A la suite de l’établissement de cette facture, plusieurs échanges ont eu lieu entre les parties. Les époux [K] ont refusé de payer le solde dû, invoquant des problèmes relatifs au fonctionnement de la pompe à chaleur installée. C’est dans ces conditions que la SARL FRANCE GEOTHERMHE 43 a déposé le 13 décembre 2022 une requête en injonction de payer le solde impayé de cette facturation.
Par ordonnance rendue le 3 janvier 2023 et signifiée le 11 janvier 2023, le tribunal judiciaire du Puy-en-velay fait injonction à M. [K] de payer à la SARL FRANCE GEOTHERMIE 43 les sommes suivantes :
— 12.030,46 à titre principal avec intéréts an taux légal à compter du 24 novembre 2022 ;
— 11,50 € au titre des frais accessoires (sommation de payer) ;
— 51,07 € au titre des frais de requête.
Par lettre recommandée avec accusé de réception, M. [K] a formé opposition à cette ordonnance le 7 février 2023. Mme [H] [P] épouse [K] est intervenue volontairement à l’instance.

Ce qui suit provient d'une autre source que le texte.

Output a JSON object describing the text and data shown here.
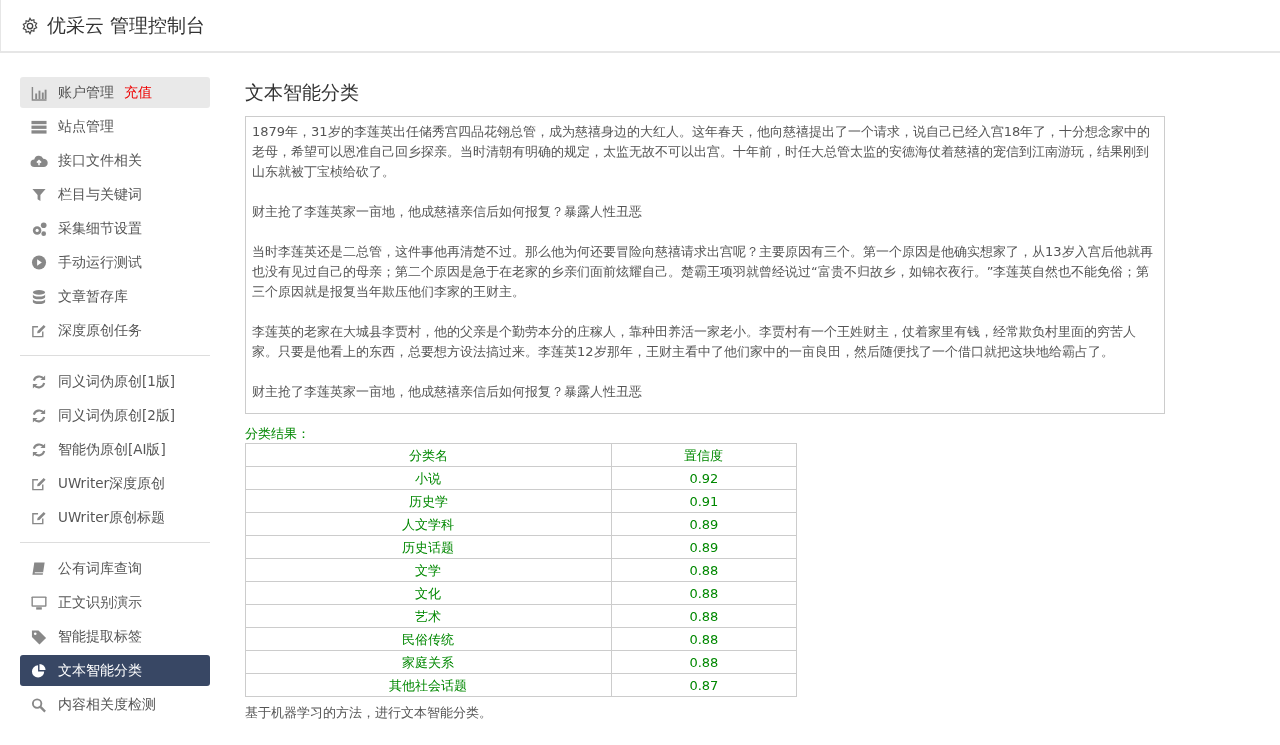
{
  "header": {
    "title": "优采云 管理控制台"
  },
  "sidebar": {
    "groups": [
      {
        "items": [
          {
            "label": "账户管理",
            "extra": "充值",
            "selected": false,
            "hovered": true
          },
          {
            "label": "站点管理",
            "selected": false,
            "hovered": false
          },
          {
            "label": "接口文件相关",
            "selected": false,
            "hovered": false
          },
          {
            "label": "栏目与关键词",
            "selected": false,
            "hovered": false
          },
          {
            "label": "采集细节设置",
            "selected": false,
            "hovered": false
          },
          {
            "label": "手动运行测试",
            "selected": false,
            "hovered": false
          },
          {
            "label": "文章暂存库",
            "selected": false,
            "hovered": false
          },
          {
            "label": "深度原创任务",
            "selected": false,
            "hovered": false
          }
        ]
      },
      {
        "items": [
          {
            "label": "同义词伪原创[1版]",
            "selected": false,
            "hovered": false
          },
          {
            "label": "同义词伪原创[2版]",
            "selected": false,
            "hovered": false
          },
          {
            "label": "智能伪原创[AI版]",
            "selected": false,
            "hovered": false
          },
          {
            "label": "UWriter深度原创",
            "selected": false,
            "hovered": false
          },
          {
            "label": "UWriter原创标题",
            "selected": false,
            "hovered": false
          }
        ]
      },
      {
        "items": [
          {
            "label": "公有词库查询",
            "selected": false,
            "hovered": false
          },
          {
            "label": "正文识别演示",
            "selected": false,
            "hovered": false
          },
          {
            "label": "智能提取标签",
            "selected": false,
            "hovered": false
          },
          {
            "label": "文本智能分类",
            "selected": true
          },
          {
            "label": "内容相关度检测",
            "selected": false,
            "hovered": false
          }
        ]
      }
    ]
  },
  "main": {
    "title": "文本智能分类",
    "text_input": {
      "paragraphs": [
        "1879年，31岁的李莲英出任储秀宫四品花翎总管，成为慈禧身边的大红人。这年春天，他向慈禧提出了一个请求，说自己已经入宫18年了，十分想念家中的老母，希望可以恩准自己回乡探亲。当时清朝有明确的规定，太监无故不可以出宫。十年前，时任大总管太监的安德海仗着慈禧的宠信到江南游玩，结果刚到山东就被丁宝桢给砍了。",
        "财主抢了李莲英家一亩地，他成慈禧亲信后如何报复？暴露人性丑恶",
        "当时李莲英还是二总管，这件事他再清楚不过。那么他为何还要冒险向慈禧请求出宫呢？主要原因有三个。第一个原因是他确实想家了，从13岁入宫后他就再也没有见过自己的母亲；第二个原因是急于在老家的乡亲们面前炫耀自己。楚霸王项羽就曾经说过“富贵不归故乡，如锦衣夜行。”李莲英自然也不能免俗；第三个原因就是报复当年欺压他们李家的王财主。",
        "李莲英的老家在大城县李贾村，他的父亲是个勤劳本分的庄稼人，靠种田养活一家老小。李贾村有一个王姓财主，仗着家里有钱，经常欺负村里面的穷苦人家。只要是他看上的东西，总要想方设法搞过来。李莲英12岁那年，王财主看中了他们家中的一亩良田，然后随便找了一个借口就把这块地给霸占了。",
        "财主抢了李莲英家一亩地，他成慈禧亲信后如何报复？暴露人性丑恶"
      ]
    },
    "result_label": "分类结果：",
    "table": {
      "columns": [
        "分类名",
        "置信度"
      ],
      "rows": [
        [
          "小说",
          "0.92"
        ],
        [
          "历史学",
          "0.91"
        ],
        [
          "人文学科",
          "0.89"
        ],
        [
          "历史话题",
          "0.89"
        ],
        [
          "文学",
          "0.88"
        ],
        [
          "文化",
          "0.88"
        ],
        [
          "艺术",
          "0.88"
        ],
        [
          "民俗传统",
          "0.88"
        ],
        [
          "家庭关系",
          "0.88"
        ],
        [
          "其他社会话题",
          "0.87"
        ]
      ]
    },
    "note": "基于机器学习的方法，进行文本智能分类。"
  }
}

C’est dans ces conditions que le tribunal judiciaire du Puy-en-Velay a, suivant un jugement n° RG-23/00189 rendu le 1er octobre 2024 :
— rappelé que la décision met à néant l’ordonnance d’injonction de payer du 3 janvier 2023 ;
— reçu l’intervention volontaire de Mme [P] épouse [K] ;
— condamné solidairement M. [K] et Mme [P] épouse [K] à payer à la SARL FRANCE GEOTHERMIE 43 la somme de 12.030,46 € au titre du paiement de la facture du 6 décembre 2021, outre intérêts au taux légal depuis le 24 novembre 2022 ;
— débouté M. [K] et Mme [P] épouse [K] de leur demande reconvetionnelle ;
— débouté la SARL FRANCE GEOTHERMIE 43 de sa demande de dommages et intérêts pour résistance abusive ;
— débouté M. [K] et Mme [P] épouse [K] de leur demande de dommages et intérêts ;
— condamné in solidum M. [K] et Mme [P] épouse [K] à payer la SARL FRANCE GEOTHERMIE 43 une indemnité de 3.000,00 € au titre de l’article 700 du code de procédure civile ;
— débouté M. [K] et Mme [P] épouse [K] de leur demande au titre de l’article700 du code de procédure civile ;
— condamné in solidum M. [K] et Mme [P] épouse [K] aux dépens de l’instance, en ce compris les dépens relatifs à l’injonction de payer ;
— rejeté le surplus des demandes ;
— rappelé que la décision est assortie de plein droit de l’exécution provisoire.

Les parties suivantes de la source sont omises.